Le strategie per il dialogo
A colloquio con Brunetto Salvarani
“Il dialogo tra le religioni è un discorso delicato e difficile”. Così ha esordito Brunetto Salvarani, direttore della rivista saveriana “Cem Mondialità”, alla conferenza organizzata dal “Laboratorio per il dialogo interreligioso” presso i saveriani di Salerno.
Cambiano le situazioni
L'analisi di Salvarani è partita da un dato dell'esperienza quotidiana. Nel corso di pochi decenni si è passati da una situazione in cui regnava “l'assenza di Dio” e “l'eclisse del sacro”, a un'altra in cui invece Dio è spesso presente (dalla TV al cinema, dai giornali allo sport). In questo panorama, segnato dalla richiesta a volte spasmodica di sacro (definita “bulimia del sacro”), da un lato c'è il rischio del fondamentalismo, dall'altro quello opposto di un pluralismo religioso confuso, una sorta di supermarket interreligioso che non mette in evidenza le diversità.
Una volta le chiese cristiane inglobavano in sé molti aspetti e valori vitali che costituivano la vita delle società occidentali. Oggi il loro baricentro è più spostato verso il sud del mondo, specialmente verso l'America latina e l'Africa. In questo scenario, il dialogo resta l'unica via possibile per conservare la propria identità, aprendosi allo stesso tempo a una pacifica convivenza con l'altro.
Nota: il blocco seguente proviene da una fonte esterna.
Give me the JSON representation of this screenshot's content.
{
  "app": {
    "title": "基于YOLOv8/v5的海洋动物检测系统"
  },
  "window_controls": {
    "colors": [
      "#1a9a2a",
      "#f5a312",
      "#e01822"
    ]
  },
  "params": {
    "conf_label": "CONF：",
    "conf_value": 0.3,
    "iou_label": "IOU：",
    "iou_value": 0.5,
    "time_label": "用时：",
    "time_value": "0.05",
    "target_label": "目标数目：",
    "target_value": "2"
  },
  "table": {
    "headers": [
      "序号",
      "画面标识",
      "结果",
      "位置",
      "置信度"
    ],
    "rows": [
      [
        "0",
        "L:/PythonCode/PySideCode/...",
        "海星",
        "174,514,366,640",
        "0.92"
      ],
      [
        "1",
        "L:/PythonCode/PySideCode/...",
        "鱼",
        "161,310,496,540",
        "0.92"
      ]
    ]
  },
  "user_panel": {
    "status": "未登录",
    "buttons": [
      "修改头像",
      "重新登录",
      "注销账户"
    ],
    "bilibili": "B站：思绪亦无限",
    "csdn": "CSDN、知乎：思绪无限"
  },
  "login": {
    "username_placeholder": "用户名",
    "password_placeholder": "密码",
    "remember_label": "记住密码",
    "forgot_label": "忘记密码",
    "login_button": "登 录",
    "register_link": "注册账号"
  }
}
Le paure e la nostra identità
La strada del dialogo nell'ambito della chiesa cattolica è un percorso aperto da più di quarant'anni. Giovanni Paolo II ha definito il dialogo come una necessità d'amore . Il problema, dunque, non è tanto imboccare la strada del dialogo, quanto piuttosto individuare le strategie perché l'esempio dei grandi testimoni del dialogo non rimanga privo di frutti.
Il primo passo verso un dialogo autentico tra le fedi consiste nel riflettere su certe nostre paure. La paura dell'altro costituisce una delle resistenze più forti al dialogo. Purtroppo viviamo in una società in cui la paura è amplificata e spesso imposta dai mass media. Solo se sapremo liberarci da questa paura del diverso diverremo attori convinti del dialogo.
Il secondo passo da fare sulla strada del dialogo è la ricerca profonda della propria identità. Il dialogo autentico nasce nel momento in cui siamo consapevolmente e realmente legati alla nostra identità. Oggi dialoghiamo poco non perché siamo troppo cristiani, ma al contrario, perché lo siamo troppo poco. Tanti cattolici, per esempio, non conoscono la bibbia.
Il tema della vera laicità
È solo dopo aver fatto i primi due passi che il cammino del dialogo può realmente iniziare. Ed è a questo punto che il dialogo si esprime con i gesti più semplici, come quello elementare di guardarsi in volto riconoscendo così l'unicità dell'altro. C'è poi bisogno di luoghi aperti allo scambio autentico, in cui le diverse fedi possano raccontarsi, possano narrare i propri misteri, le proprie feste, il proprio credo.
Infine, Salvarani ha fatto una riflessione su un tema importante della nostra epoca: la laicità. Questa categoria, complessa e spesso usata a sproposito, è da interpretare in modo diverso rispetto al passato. La laicità autentica non tende a diminuire il ruolo della religione. Tende invece a valorizzare il pluralismo e la ricchezza delle religioni.
Il cardinal Martini, citato da Salvarani, ha detto: “Il pluralismo religioso è oggi una sfida per tutte le grandi religioni, soprattutto per quelle che si definiscono come vie universali e definitive di salvezza. Se non si vuole giungere a nuovi scontri, occorrerà promuovere con forza un serio e corretto dialogo interreligioso”.